Read more from UAB News about the team’s work.

The Heersink School of Medicine communications staff sat down with Dr. Yang Zhou to gain insight about this study, UAB, and the science community.

Q: What compelled you to pursue this research?

My research focuses on understanding the mechanisms that control how cells are given rise to different types. This is important for developing new therapies for human diseases like heart failure. In my previous work, I generated heart muscle-like cells from mouse and human non-muscle cells via direct cardiac reprogramming. This process works well in mice but not as well in humans, which significantly hurdles the clinical translation of this approach. To overcome this issue, we attempted to find the missed factors required for human cardiac reprogramming and maturation. My research aims to understand how to make mature heart muscle cells in humans and provide a basis for a new treatment for heart failure.

Q: What was your most unexpected finding?

One unexpected discovery we made was that TBX20 specifically targets the genes that control contractility in heart muscle cells. The activation of these genes is important for how well the reprogrammed cells can work. In addition, we were also surprised to find that TBX20 enhances mitochondrial function, although we haven’t had a clear mechanism of action.

Q: How do you feel your research will impact the science community?

Our findings have a major impact on the understanding and clinical implementation of direct reprogramming cardiomyocytes from human fibroblasts. The newly identified reprogramming cocktail will facilitate the development of reprogramming as a potential therapy for the treatment of heart failure. Meanwhile, we revealed the in-depth mechanisms to understand how TBX20 functions, which advances our understanding of the molecular mechanisms underlying cardiac fate conversion.

Q: When did you know you had an important discovery?

When we found that TBX20 significantly activated contractility, sarcomere, and ion channel genes, which are the genetic basis for cardiomyocyte function and maturation. Later, the functional assessment of electrophysiological and metabolic analyses further suggested the therapeutic potential for TBX20.

Q: How has being at UAB and living in Birmingham affected your research?
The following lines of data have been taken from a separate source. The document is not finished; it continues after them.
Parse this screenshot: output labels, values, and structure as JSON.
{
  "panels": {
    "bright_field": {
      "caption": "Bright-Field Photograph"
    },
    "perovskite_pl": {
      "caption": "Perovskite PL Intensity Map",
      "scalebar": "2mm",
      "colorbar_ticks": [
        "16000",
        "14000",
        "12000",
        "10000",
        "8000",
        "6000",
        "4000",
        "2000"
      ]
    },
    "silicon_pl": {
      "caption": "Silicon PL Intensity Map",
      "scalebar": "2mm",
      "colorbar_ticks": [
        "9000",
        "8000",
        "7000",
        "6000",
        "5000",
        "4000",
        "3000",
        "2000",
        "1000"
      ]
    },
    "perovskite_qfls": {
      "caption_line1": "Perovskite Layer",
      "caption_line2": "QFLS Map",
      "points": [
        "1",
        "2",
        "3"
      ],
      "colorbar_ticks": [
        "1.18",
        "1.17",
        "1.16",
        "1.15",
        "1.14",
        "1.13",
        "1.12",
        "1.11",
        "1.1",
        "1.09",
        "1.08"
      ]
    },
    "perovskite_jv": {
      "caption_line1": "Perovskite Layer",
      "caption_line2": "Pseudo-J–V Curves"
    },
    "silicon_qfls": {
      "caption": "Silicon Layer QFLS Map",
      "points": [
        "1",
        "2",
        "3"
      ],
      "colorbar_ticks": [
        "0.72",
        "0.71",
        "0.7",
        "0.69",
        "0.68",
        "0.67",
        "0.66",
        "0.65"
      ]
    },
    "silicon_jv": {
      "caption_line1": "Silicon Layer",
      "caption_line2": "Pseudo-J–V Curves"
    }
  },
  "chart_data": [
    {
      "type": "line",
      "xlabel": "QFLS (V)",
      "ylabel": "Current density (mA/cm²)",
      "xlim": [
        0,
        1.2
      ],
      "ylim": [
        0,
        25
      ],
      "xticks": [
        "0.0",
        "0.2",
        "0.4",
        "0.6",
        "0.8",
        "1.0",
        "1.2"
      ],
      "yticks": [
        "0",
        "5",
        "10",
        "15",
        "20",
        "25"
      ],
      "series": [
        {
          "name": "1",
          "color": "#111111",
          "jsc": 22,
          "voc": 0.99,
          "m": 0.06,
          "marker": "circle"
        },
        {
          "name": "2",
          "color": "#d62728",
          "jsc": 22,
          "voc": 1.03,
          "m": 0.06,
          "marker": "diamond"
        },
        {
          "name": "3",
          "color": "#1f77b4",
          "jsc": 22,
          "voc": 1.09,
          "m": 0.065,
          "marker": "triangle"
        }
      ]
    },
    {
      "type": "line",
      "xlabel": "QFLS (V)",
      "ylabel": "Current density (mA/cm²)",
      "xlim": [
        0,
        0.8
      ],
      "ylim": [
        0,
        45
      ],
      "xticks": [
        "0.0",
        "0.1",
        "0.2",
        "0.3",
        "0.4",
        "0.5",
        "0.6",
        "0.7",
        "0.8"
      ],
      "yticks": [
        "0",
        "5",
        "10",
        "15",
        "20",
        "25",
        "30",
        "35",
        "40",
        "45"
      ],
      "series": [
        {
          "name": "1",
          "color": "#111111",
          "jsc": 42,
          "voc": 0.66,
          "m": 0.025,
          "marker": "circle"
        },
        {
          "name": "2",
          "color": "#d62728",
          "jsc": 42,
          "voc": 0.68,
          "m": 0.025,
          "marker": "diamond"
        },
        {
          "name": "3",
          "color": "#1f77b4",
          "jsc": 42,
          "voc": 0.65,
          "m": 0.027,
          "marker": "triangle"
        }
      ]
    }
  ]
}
This study would not have been possible without the efforts of our graduate students and collaborators across UAB. Two excellent doctoral students, Yawen Tang (BME) and Sajesan Aryal (GBS), made important contributions to the paper and showed their dedication and potential. My long-term collaborator, Dr. Rui Lu from the Department of Medicine, provided tremendous help with next-generation data generation and analyses. Additionally, Drs. Vladimir Fast and Jay Zhang from the Department of Biomedical Engineering helped us assess the function of the reprogrammed cells. It was a pleasure to work with all of them on this project.

Q: What do you find makes the science community here unique?

I am grateful for the supportive and collegial environment provided at UAB, which allows junior faculty like me to easily find the expertise and collaborations I need for my research. The strong research infrastructure at UAB also enables us to utilize cutting-edge techniques to address important scientific questions. I truly believe that UAB is a great place for researchers and scientists at all levels to grow and achieve their career goals.